1. Not Involving Law Enforcement at the Scene 

It can be tempting to simply exchange information with the other cars involved with plans to come back to the mess of dealing with an accident later. Doing this, however, will cause significant headaches down the road. Always call the police after an accident.  

Police officers are professional investigators. When they arrive at the accident scene, they will interview parties involved, take witness statements, obtain accurate insurance information for everyone and check for injuries.  They compile this information to prepare an accident report that provides a narrative of how the accident occurred and indicates which party was at fault. This determination is not always adopted by insurance adjusters when they make an official liability decision, but it is certainly a huge help.  

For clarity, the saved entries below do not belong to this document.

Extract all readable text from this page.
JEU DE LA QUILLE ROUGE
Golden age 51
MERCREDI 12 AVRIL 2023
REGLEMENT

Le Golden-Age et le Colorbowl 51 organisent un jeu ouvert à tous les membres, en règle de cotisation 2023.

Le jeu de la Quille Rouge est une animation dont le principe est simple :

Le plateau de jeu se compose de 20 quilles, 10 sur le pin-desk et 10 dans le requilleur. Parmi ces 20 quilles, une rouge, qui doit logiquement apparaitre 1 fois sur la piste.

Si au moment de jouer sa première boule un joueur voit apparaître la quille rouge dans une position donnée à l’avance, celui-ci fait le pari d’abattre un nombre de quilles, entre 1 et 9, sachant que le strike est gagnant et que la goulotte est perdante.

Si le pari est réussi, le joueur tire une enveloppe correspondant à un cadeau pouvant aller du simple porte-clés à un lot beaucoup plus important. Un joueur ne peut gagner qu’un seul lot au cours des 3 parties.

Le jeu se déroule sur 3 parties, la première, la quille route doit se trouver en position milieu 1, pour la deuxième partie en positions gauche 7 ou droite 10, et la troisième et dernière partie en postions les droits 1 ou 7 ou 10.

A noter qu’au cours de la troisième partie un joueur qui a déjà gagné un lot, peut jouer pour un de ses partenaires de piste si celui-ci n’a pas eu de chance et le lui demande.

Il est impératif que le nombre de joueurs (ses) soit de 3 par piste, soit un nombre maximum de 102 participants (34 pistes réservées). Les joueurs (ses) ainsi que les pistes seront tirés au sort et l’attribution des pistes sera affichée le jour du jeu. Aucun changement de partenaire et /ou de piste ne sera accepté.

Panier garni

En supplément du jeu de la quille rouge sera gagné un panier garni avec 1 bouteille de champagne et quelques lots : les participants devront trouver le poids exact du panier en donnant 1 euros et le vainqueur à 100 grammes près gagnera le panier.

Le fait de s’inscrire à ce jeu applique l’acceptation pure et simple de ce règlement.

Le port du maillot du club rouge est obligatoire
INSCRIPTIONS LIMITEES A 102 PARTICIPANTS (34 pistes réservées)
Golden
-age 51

2.  Not taking photos of the property damage of the other vehicles involved

It is important to document the property damage sustained on your vehicle, but it is even more important to document the property damage of the other drivers’ vehicles while on the scene. The extent of any property damage to your vehicle only paints a partial picture of the impact. Depending on the types of vehicles involved and the nature of the accident, the damage to your vehicle might be minor compared to the others. 

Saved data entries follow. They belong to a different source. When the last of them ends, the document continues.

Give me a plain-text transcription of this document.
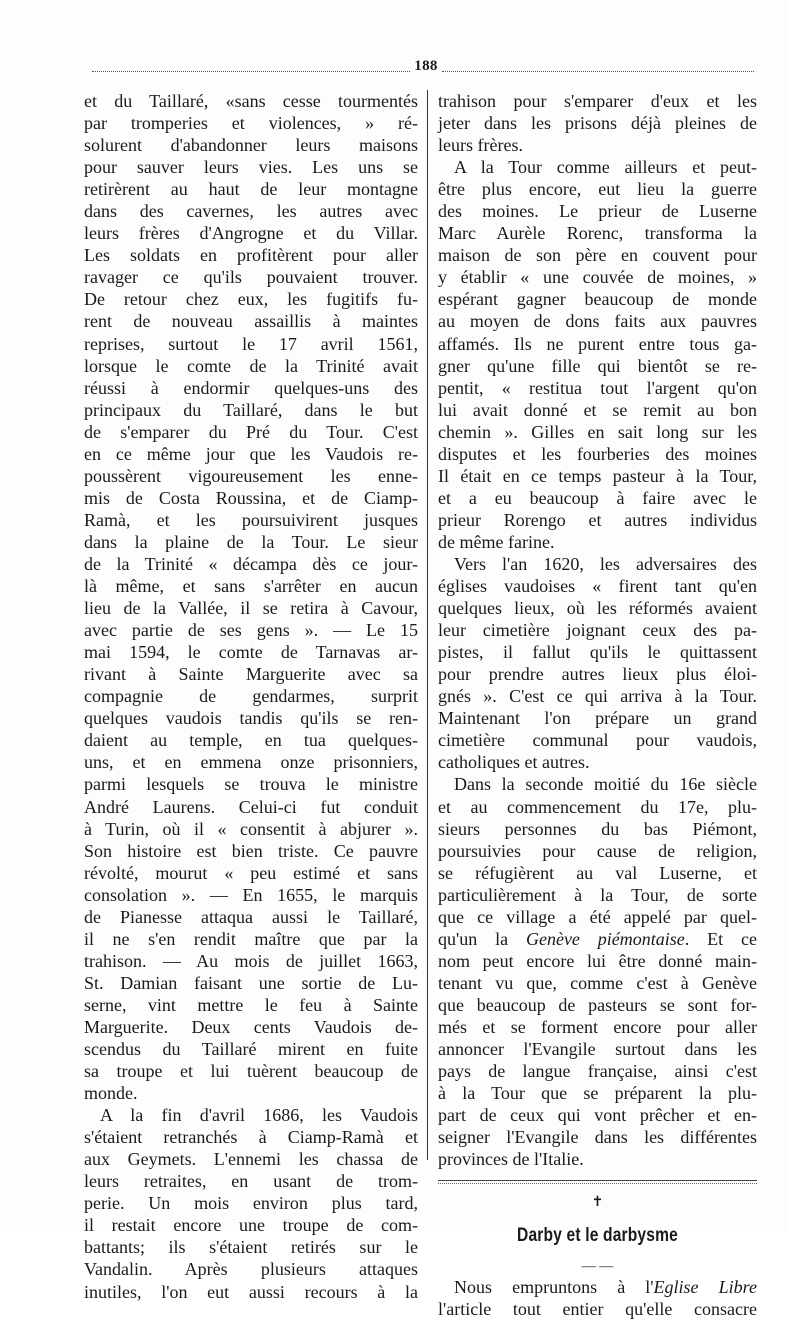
188
et du Taillaré, «sans cesse tourmentés
par tromperies et violences, » ré-
solurent d'abandonner leurs maisons
pour sauver leurs vies. Les uns se
retirèrent au haut de leur montagne
dans des cavernes, les autres avec
leurs frères d'Angrogne et du Villar.
Les soldats en profitèrent pour aller
ravager ce qu'ils pouvaient trouver.
De retour chez eux, les fugitifs fu-
rent de nouveau assaillis à maintes
reprises, surtout le 17 avril 1561,
lorsque le comte de la Trinité avait
réussi à endormir quelques-uns des
principaux du Taillaré, dans le but
de s'emparer du Pré du Tour. C'est
en ce même jour que les Vaudois re-
poussèrent vigoureusement les enne-
mis de Costa Roussina, et de Ciamp-
Ramà, et les poursuivirent jusques
dans la plaine de la Tour. Le sieur
de la Trinité « décampa dès ce jour-
là même, et sans s'arrêter en aucun
lieu de la Vallée, il se retira à Cavour,
avec partie de ses gens ». — Le 15
mai 1594, le comte de Tarnavas ar-
rivant à Sainte Marguerite avec sa
compagnie de gendarmes, surprit
quelques vaudois tandis qu'ils se ren-
daient au temple, en tua quelques-
uns, et en emmena onze prisonniers,
parmi lesquels se trouva le ministre
André Laurens. Celui-ci fut conduit
à Turin, où il « consentit à abjurer ».
Son histoire est bien triste. Ce pauvre
révolté, mourut « peu estimé et sans
consolation ». — En 1655, le marquis
de Pianesse attaqua aussi le Taillaré,
il ne s'en rendit maître que par la
trahison. — Au mois de juillet 1663,
St. Damian faisant une sortie de Lu-
serne, vint mettre le feu à Sainte
Marguerite. Deux cents Vaudois de-
scendus du Taillaré mirent en fuite
sa troupe et lui tuèrent beaucoup de
monde.
A la fin d'avril 1686, les Vaudois
s'étaient retranchés à Ciamp-Ramà et
aux Geymets. L'ennemi les chassa de
leurs retraites, en usant de trom-
perie. Un mois environ plus tard,
il restait encore une troupe de com-
battants; ils s'étaient retirés sur le
Vandalin. Après plusieurs attaques
inutiles, l'on eut aussi recours à la
trahison pour s'emparer d'eux et les
jeter dans les prisons déjà pleines de
leurs frères.
A la Tour comme ailleurs et peut-
être plus encore, eut lieu la guerre
des moines. Le prieur de Luserne
Marc Aurèle Rorenc, transforma la
maison de son père en couvent pour
y établir « une couvée de moines, »
espérant gagner beaucoup de monde
au moyen de dons faits aux pauvres
affamés. Ils ne purent entre tous ga-
gner qu'une fille qui bientôt se re-
pentit, « restitua tout l'argent qu'on
lui avait donné et se remit au bon
chemin ». Gilles en sait long sur les
disputes et les fourberies des moines
Il était en ce temps pasteur à la Tour,
et a eu beaucoup à faire avec le
prieur Rorengo et autres individus
de même farine.
Vers l'an 1620, les adversaires des
églises vaudoises « firent tant qu'en
quelques lieux, où les réformés avaient
leur cimetière joignant ceux des pa-
pistes, il fallut qu'ils le quittassent
pour prendre autres lieux plus éloi-
gnés ». C'est ce qui arriva à la Tour.
Maintenant l'on prépare un grand
cimetière communal pour vaudois,
catholiques et autres.
Dans la seconde moitié du 16e siècle
et au commencement du 17e, plu-
sieurs personnes du bas Piémont,
poursuivies pour cause de religion,
se réfugièrent au val Luserne, et
particulièrement à la Tour, de sorte
que ce village a été appelé par quel-
qu'un la Genève piémontaise. Et ce
nom peut encore lui être donné main-
tenant vu que, comme c'est à Genève
que beaucoup de pasteurs se sont for-
més et se forment encore pour aller
annoncer l'Evangile surtout dans les
pays de langue française, ainsi c'est
à la Tour que se préparent la plu-
part de ceux qui vont prêcher et en-
seigner l'Evangile dans les différentes
provinces de l'Italie.
✝
Darby et le darbysme
— —
Nous empruntons à l'Eglise Libre
l'article tout entier qu'elle consacre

The insurance company will always use this partial picture to minimize your claim and recovery. You won’t have the luxury of going out to your driveway later to fully assess any damage to another driver’s car, so taking pictures at the scene is always necessary to make sure there is no missing piece.  

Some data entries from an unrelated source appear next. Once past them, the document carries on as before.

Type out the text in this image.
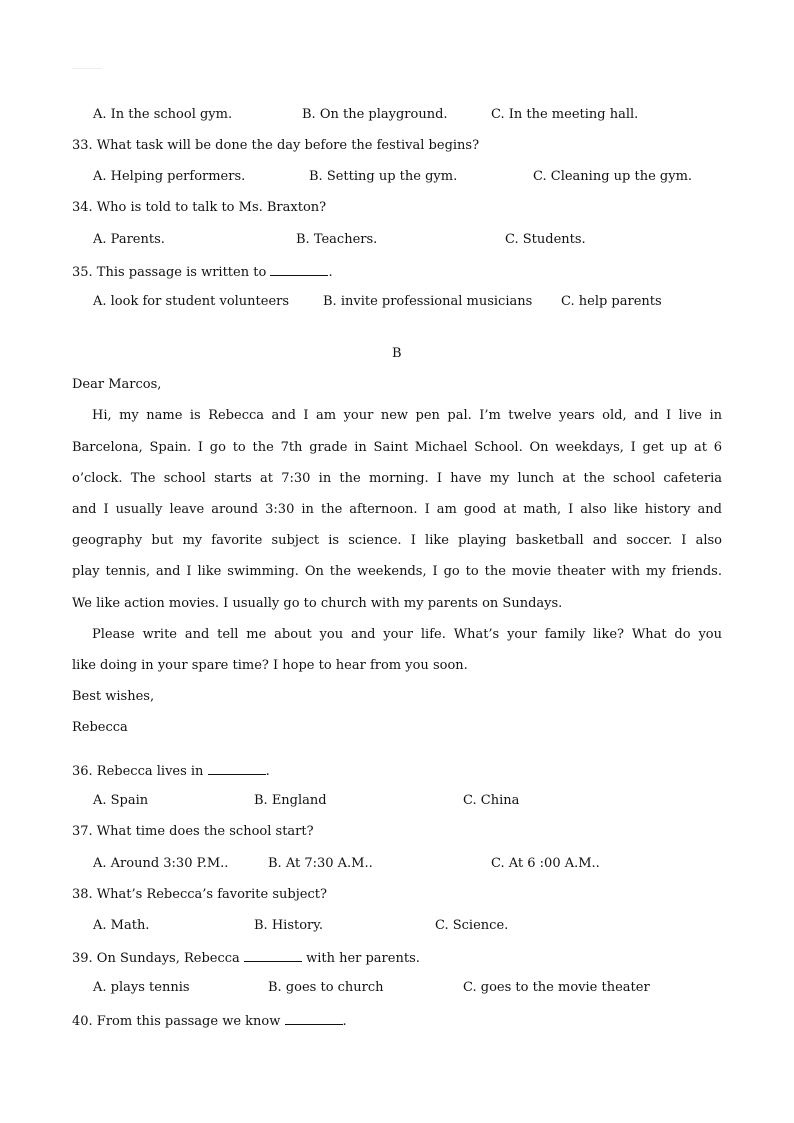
A. In the school gym.	B. On the playground.	C. In the meeting hall.
33. What task will be done the day before the festival begins?
A. Helping performers.	B. Setting up the gym.	C. Cleaning up the gym.
34. Who is told to talk to Ms. Braxton?
A. Parents.	B. Teachers.	C. Students.
35. This passage is written to	.
A. look for student volunteers	B. invite professional musicians C. help parents
B
Dear Marcos,
Hi, my name is Rebecca and I am your new pen pal. I’m twelve years old, and I live in
Barcelona, Spain. I go to the 7th grade in Saint Michael School. On weekdays, I get up at 6
o’clock. The school starts at 7:30 in the morning. I have my lunch at the school cafeteria
and I usually leave around 3:30 in the afternoon. I am good at math, I also like history and
geography but my favorite subject is science. I like playing basketball and soccer. I also
play tennis, and I like swimming. On the weekends, I go to the movie theater with my friends.
We like action movies. I usually go to church with my parents on Sundays.
Please write and tell me about you and your life. What’s your family like? What do you
like doing in your spare time? I hope to hear from you soon.
Best wishes,
Rebecca
36. Rebecca lives in	.
A. Spain	B. England	C. China
37. What time does the school start?
A. Around 3:30 P.M..	B. At 7:30 A.M..	C. At 6 :00 A.M..
38. What’s Rebecca’s favorite subject?
A. Math.	B. History.	C. Science.
39. On Sundays, Rebecca	with her parents.
A. plays tennis	B. goes to church	C. goes to the movie theater
40. From this passage we know	.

3.  Not seeking medical treatment 

If you are feeling any type of pain and discomfort in the immediate aftermath of an accident, you should be evaluated by a medical professional as soon as possible. Explaining your symptoms in detail and how they may have changed or progressed since the accident to a medical professional shortly after it occurs will ensure that you receive the necessary treatment and guidance. It will also create the initial documentation of your injury and symptomology, which is important when it comes to negotiating your claim with the insurance company when you have finished treating.  

4.  Providing any statement (especially a recorded statement) to another party’s insurance 

Often the insurance company of another involved driver will attempt to contact you shortly after the accident.  They will tell you that it is simply to obtain additional information about how the accident happened so they can complete their evaluation. This isn’t entirely untrue, but they don’t tell you that their main purpose during their investigation is to find a way, any way, to avoid fairly compensating you for your damages. We cannot stress this enough: the insurance company is never working to help you – they’re working to save themselves money.  

You have absolutely no obligation to directly participate in the investigation performed by another driver’s insurance. If you receive a call from another party’s insurance you can and should, tell the investigator that you do not wish to provide them with a statement and hang up. If you already have an attorney at the time that they call, you should immediately tell the insurance company that you are represented by counsel.